Hey everybody,
I'm trying to use lvs and ldirectord to balance ssh access to
interactive nodes on an HPC cluster (see
http://marylou.byu.edu/m4/marylou4.htm). I have an issue, though.
Since there's no special module to check ssh, I'm just trying to use the
checktype=connect to check if the daemon is running on the realservers.
While it seems to work if either the daemon is not responding to the
socket (daemon crash, kernel panic, etc.), or if the interface on the
realserver is down, the real problem comes when the system is
functioning correctly, and the interface is up, but I've deliberately
shut down the daemon. In this situation, the socket connect attempt
will fail, but will return immediately, not timeout. The code in the
check_connect subroutine seems to operate on the assumption that it will
time out. I've prepared a small patch, and I'm attaching it, but wanted
to ask for more input, especially since I'm not very good at perl.
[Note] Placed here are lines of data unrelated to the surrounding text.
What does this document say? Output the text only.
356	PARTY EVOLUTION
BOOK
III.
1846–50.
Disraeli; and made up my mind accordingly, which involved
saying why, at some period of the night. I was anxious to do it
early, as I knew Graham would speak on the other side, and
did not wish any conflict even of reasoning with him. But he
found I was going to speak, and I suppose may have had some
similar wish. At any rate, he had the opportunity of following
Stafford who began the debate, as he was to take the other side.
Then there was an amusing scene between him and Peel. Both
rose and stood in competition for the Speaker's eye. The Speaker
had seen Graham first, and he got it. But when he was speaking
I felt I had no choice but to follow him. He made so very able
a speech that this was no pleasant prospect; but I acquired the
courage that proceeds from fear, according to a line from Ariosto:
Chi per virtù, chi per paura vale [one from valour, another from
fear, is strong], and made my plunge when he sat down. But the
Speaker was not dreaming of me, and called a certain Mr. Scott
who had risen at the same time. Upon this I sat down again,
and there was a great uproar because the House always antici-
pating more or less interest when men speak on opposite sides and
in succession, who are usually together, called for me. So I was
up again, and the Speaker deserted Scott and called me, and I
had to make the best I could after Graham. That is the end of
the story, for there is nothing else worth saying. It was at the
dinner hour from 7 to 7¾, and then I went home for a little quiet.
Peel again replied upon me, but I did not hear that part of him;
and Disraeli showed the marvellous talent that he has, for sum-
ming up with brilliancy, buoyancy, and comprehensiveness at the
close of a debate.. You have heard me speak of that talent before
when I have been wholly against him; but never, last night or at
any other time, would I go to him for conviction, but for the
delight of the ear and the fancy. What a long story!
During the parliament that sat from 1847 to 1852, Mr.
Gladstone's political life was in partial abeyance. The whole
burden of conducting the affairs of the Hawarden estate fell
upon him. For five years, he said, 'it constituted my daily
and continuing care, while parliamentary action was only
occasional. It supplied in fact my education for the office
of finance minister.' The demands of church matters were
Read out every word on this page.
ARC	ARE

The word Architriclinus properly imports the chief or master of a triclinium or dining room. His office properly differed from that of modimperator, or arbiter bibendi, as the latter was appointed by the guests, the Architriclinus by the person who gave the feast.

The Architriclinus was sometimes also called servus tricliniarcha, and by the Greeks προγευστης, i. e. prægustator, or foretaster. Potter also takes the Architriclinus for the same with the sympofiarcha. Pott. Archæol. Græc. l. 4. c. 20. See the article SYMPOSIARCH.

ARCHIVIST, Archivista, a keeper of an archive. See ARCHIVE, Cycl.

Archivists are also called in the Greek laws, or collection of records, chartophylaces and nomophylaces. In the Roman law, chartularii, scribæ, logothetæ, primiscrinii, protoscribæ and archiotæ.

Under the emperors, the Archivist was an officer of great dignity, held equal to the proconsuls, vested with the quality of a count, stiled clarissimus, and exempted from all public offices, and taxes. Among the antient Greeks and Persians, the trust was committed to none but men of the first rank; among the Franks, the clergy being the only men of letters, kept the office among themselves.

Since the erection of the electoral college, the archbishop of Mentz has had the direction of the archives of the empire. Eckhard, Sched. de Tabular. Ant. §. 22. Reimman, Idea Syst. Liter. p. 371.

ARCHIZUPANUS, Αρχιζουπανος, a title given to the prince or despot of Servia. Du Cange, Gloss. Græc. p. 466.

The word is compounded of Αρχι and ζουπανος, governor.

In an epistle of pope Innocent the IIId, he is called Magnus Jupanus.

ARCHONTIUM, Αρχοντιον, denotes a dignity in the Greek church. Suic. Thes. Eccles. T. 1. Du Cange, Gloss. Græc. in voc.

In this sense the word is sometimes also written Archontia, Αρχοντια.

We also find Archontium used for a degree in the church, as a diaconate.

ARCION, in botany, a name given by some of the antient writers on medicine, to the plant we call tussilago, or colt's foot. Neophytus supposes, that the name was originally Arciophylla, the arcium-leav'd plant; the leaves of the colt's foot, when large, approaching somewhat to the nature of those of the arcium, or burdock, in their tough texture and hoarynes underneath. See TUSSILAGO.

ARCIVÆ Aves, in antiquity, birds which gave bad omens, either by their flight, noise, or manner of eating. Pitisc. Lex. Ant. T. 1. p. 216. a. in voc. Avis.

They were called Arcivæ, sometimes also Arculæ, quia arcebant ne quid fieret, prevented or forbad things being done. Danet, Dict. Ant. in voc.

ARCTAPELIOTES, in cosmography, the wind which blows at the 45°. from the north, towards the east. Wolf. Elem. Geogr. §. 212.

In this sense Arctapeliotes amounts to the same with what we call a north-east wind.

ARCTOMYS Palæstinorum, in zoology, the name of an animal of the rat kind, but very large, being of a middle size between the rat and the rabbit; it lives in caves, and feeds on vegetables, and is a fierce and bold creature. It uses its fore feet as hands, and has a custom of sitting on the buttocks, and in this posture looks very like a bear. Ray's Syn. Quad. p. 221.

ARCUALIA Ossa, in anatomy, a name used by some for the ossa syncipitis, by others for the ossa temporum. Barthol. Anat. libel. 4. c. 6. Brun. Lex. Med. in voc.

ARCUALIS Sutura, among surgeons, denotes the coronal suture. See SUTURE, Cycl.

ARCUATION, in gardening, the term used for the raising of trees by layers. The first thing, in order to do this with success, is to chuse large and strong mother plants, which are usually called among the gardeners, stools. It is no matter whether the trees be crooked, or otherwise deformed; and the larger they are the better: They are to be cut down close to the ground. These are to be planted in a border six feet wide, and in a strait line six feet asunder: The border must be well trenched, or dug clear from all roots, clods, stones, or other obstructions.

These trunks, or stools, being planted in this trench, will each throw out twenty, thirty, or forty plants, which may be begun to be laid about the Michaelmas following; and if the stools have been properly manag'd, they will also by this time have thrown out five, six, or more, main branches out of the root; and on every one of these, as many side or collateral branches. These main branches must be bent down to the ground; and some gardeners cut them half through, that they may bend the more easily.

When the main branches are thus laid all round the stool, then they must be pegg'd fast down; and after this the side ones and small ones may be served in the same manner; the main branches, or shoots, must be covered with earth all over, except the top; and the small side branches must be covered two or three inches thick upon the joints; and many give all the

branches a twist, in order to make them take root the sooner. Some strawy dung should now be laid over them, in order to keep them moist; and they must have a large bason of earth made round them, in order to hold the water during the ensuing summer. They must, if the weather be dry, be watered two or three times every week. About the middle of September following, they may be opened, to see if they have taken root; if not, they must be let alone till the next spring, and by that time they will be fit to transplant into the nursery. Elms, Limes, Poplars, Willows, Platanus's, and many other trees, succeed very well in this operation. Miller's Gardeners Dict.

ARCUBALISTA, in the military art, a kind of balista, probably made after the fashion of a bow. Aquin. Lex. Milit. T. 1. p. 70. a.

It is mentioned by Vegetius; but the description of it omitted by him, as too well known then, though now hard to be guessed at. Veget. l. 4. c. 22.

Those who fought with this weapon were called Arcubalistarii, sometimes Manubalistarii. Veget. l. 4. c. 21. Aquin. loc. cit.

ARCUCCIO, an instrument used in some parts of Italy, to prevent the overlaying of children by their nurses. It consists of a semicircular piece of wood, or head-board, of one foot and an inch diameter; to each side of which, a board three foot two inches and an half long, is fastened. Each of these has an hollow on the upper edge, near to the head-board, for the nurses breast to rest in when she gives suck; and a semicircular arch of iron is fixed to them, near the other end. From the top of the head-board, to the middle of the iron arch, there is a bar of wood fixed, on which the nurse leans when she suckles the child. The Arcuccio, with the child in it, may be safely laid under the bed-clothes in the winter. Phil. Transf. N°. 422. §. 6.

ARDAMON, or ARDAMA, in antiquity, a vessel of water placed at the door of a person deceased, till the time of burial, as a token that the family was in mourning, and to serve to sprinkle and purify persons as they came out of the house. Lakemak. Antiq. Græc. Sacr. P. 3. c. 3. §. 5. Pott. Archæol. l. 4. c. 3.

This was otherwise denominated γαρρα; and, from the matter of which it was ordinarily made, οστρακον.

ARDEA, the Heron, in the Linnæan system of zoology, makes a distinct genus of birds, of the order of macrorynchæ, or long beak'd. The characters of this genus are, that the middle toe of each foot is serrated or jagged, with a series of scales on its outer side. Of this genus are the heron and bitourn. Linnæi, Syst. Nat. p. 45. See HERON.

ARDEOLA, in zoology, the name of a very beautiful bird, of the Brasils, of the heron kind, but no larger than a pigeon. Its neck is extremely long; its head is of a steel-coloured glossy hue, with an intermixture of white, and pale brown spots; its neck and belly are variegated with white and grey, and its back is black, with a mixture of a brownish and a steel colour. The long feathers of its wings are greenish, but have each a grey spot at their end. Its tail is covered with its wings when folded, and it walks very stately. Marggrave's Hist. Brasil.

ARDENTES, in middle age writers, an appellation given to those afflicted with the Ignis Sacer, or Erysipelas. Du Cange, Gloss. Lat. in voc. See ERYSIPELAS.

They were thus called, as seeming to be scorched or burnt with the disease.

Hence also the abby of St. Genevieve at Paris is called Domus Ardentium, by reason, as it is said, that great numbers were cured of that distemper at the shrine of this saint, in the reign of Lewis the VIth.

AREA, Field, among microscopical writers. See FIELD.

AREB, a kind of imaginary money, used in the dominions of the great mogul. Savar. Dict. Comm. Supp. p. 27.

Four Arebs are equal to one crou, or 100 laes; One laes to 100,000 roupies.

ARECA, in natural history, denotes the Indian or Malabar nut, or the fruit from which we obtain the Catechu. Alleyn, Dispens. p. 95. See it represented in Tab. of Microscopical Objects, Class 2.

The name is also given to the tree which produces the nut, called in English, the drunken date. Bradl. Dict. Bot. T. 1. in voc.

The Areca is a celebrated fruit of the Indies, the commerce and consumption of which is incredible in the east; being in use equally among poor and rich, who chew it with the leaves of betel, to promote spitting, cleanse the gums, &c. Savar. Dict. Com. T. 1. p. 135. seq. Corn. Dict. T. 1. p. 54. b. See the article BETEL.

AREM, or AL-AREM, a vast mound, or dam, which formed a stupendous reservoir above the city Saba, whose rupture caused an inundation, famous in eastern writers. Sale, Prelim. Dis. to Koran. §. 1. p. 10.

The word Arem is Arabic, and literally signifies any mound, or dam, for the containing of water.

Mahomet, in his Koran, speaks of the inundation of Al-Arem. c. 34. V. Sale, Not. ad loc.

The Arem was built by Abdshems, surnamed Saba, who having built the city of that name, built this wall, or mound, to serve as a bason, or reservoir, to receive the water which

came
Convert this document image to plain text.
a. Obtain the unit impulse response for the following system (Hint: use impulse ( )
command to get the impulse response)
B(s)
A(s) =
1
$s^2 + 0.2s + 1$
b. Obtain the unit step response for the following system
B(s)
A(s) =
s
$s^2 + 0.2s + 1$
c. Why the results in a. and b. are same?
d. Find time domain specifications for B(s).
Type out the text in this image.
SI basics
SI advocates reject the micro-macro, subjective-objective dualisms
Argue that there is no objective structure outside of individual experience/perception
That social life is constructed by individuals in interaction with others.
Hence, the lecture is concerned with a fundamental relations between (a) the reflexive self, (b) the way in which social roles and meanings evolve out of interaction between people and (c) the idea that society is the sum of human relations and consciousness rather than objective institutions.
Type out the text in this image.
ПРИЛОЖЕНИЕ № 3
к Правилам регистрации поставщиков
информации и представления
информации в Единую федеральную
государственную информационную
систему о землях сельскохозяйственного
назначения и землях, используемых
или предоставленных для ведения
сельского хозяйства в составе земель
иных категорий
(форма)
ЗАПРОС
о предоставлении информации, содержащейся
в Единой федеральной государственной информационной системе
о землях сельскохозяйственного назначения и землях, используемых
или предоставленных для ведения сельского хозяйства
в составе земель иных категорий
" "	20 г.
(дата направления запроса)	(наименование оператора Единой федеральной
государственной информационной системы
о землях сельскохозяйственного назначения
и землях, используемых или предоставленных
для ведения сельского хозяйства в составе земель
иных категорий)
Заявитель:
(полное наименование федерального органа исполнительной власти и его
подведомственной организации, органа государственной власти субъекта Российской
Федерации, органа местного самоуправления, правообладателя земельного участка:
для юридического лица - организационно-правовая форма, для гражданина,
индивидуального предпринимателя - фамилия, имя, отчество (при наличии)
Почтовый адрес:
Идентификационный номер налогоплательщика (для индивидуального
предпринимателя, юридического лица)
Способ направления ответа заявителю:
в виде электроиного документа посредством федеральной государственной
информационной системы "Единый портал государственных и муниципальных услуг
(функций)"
If
anyone wants to clean up my modifications, feel free.
Thanks,
Lloyd Brown
BYU Supercomputing
http://marylou.byu.edu
--- original/ldirectord 2005-09-20 08:54:00.000000000 -0600
+++ patched/ldirectord 2005-09-20 09:54:14.000000000 -0600
@@ -2000,6 +2000,8 @@
my $sock = &ld_open_socket($$r{server}, $port, $$v{protocol});
if ($sock) {
close($sock);
+ } else {
+ die(); #socket attempt failed immediately (not timeout)
}
&ld_debug(3, "Connected to $1 (port $port)");
alarm 0; # Cancel the alarm
|